Temi storici e giallo si intrecciano meravigliosamente in questa vicenda, donando alla trama sveltezza malgrado i flashback lunghi e densi. Difficilissimi gli argomenti trattati, Bob non è stato giustiziato dai fascisti ma dai suoi stessi compagni, in questo paese non è dato parlare di nulla senza che un coro greco di giustificazionisti o di anti-qualcosa si alzi all’impiedi. Io credo forse a torto, ma ci credo fermamente lo stesso, che di tutto possa parlarsi, che ogni vicenda umana contenga errori, che i più nobili ideali una volta fattisi realtà possano aver prodotto anche delle brutture e che se vi sono state sia giusto parlarne proprio per far si che queste non accadano nuovamente.

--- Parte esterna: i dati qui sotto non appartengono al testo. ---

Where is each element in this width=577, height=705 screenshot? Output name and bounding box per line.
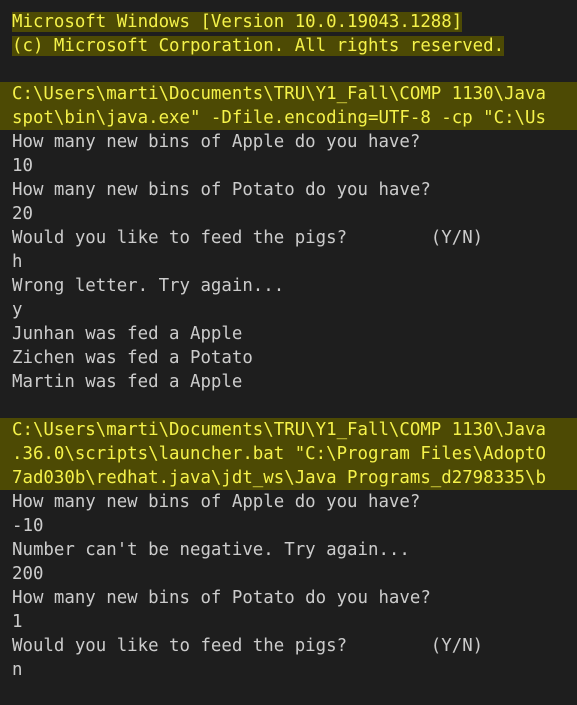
line-text: Zichen was fed a Potato [12, 348, 253, 368]
line-text: .36.0\scripts\launcher.bat "C:\Program F… [12, 444, 546, 464]
output-line: Zichen was fed a Potato [0, 346, 577, 370]
line-text: y [12, 300, 23, 320]
output-line: How many new bins of Potato do you have? [0, 178, 577, 202]
terminal-output: Microsoft Windows [Version 10.0.19043.12… [0, 10, 577, 682]
highlighted-output-line: (c) Microsoft Corporation. All rights re… [0, 34, 577, 58]
highlighted-output-line: C:\Users\marti\Documents\TRU\Y1_Fall\COM… [0, 82, 577, 106]
line-text: How many new bins of Potato do you have? [12, 588, 431, 608]
output-line: n [0, 658, 577, 682]
line-text: 10 [12, 156, 33, 176]
line-text: Junhan was fed a Apple [12, 324, 243, 344]
line-text: Would you like to feed the pigs? (Y/N) [12, 636, 484, 656]
line-text: How many new bins of Apple do you have? [12, 132, 421, 152]
line-text: 20 [12, 204, 33, 224]
line-text: C:\Users\marti\Documents\TRU\Y1_Fall\COM… [12, 420, 546, 440]
output-line: -10 [0, 514, 577, 538]
highlighted-output-line: C:\Users\marti\Documents\TRU\Y1_Fall\COM… [0, 418, 577, 442]
line-text: Would you like to feed the pigs? (Y/N) [12, 228, 484, 248]
highlighted-output-line: Microsoft Windows [Version 10.0.19043.12… [0, 10, 577, 34]
line-text: 1 [12, 612, 23, 632]
line-text: Number can't be negative. Try again... [12, 540, 410, 560]
output-line: y [0, 298, 577, 322]
output-line: 10 [0, 154, 577, 178]
highlighted-output-line: .36.0\scripts\launcher.bat "C:\Program F… [0, 442, 577, 466]
output-line: Junhan was fed a Apple [0, 322, 577, 346]
line-text: How many new bins of Potato do you have? [12, 180, 431, 200]
output-line: Martin was fed a Apple [0, 370, 577, 394]
terminal-window[interactable]: Microsoft Windows [Version 10.0.19043.12… [0, 0, 577, 705]
line-text: -10 [12, 516, 44, 536]
output-line: h [0, 250, 577, 274]
line-text: n [12, 660, 23, 680]
line-text: (c) Microsoft Corporation. All rights re… [12, 36, 505, 56]
output-line: 20 [0, 202, 577, 226]
output-line: Would you like to feed the pigs? (Y/N) [0, 226, 577, 250]
line-text: h [12, 252, 23, 272]
line-text: How many new bins of Apple do you have? [12, 492, 421, 512]
line-text: 7ad030b\redhat.java\jdt_ws\Java Programs… [12, 468, 546, 488]
output-line: Number can't be negative. Try again... [0, 538, 577, 562]
line-text: C:\Users\marti\Documents\TRU\Y1_Fall\COM… [12, 84, 546, 104]
line-text: Microsoft Windows [Version 10.0.19043.12… [12, 12, 463, 32]
line-text: 200 [12, 564, 44, 584]
highlighted-output-line: 7ad030b\redhat.java\jdt_ws\Java Programs… [0, 466, 577, 490]
line-text: Wrong letter. Try again... [12, 276, 285, 296]
output-line: Would you like to feed the pigs? (Y/N) [0, 634, 577, 658]
output-line: How many new bins of Apple do you have? [0, 490, 577, 514]
line-text: spot\bin\java.exe" -Dfile.encoding=UTF-8… [12, 108, 546, 128]
output-line: How many new bins of Apple do you have? [0, 130, 577, 154]
highlighted-output-line: spot\bin\java.exe" -Dfile.encoding=UTF-8… [0, 106, 577, 130]
output-line: 1 [0, 610, 577, 634]
output-line: 200 [0, 562, 577, 586]
line-text: Martin was fed a Apple [12, 372, 243, 392]
output-line: How many new bins of Potato do you have? [0, 586, 577, 610]
output-line: Wrong letter. Try again... [0, 274, 577, 298]
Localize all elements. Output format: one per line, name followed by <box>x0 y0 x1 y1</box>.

Il libro è davvero ben scritto ed è senz’altro un esperimento coraggioso, un giallo accattivante, il tema storico ben trattato, nessuna volontà revisionista o reazionaria, solo un racconto con un’ambientazione originale che non risparmia nemmeno chi, a ben pensarci, ha reso possibile l’odierna libertà di pensiero e parola, almeno a quanto dice la nostra bellissima carta costituzionale.
Mi ha sempre molto colpito una frase di Mario Monicelli “Gli italiani sono fatti così. Vogliono che qualcuno pensi per loro. Se va bene va bene, se va male poi lo impiccano a testa sotto.” Provate a chiedere a chi ha vissuto l’epoca fascista se lui stesso o la sua famiglia abbiano in una qualche misura fatto parte di quella esperienza, non troverete quasi nessuno eppure, credo in tanti, abbiamo visto la folla gremita nella piazza del famoso balcone da cui si affacciava il capo del periodo più scuro della storia d’Italia, ed ancora oggi trovare chi ha votato il governante di turno nell’ora del declino è impossibile. Se questo libro può lanciare un messaggio al lettore attento forse è proprio questo, nessuno può ergersi al di sopra degli altri, nessuno è privo di macchie non lo è stato nemmeno il movimento partigiano. Ebbene io sono grata a quegli uomini che furono eroi e grazie ai quali possiamo festeggiare i nostri 150 anni insieme fieri, perché se coloro che hanno reso possibile tutto questo erano esseri imperfetti, che commisero sbagli come tutti, vuol dire in base al più semplice dei sillogismi che ognuno di noi può e deve fare la sua parte.
Grazie ai partigiani ed a tutti coloro che hanno reso possibile cercare la libertà e la verità, sempre.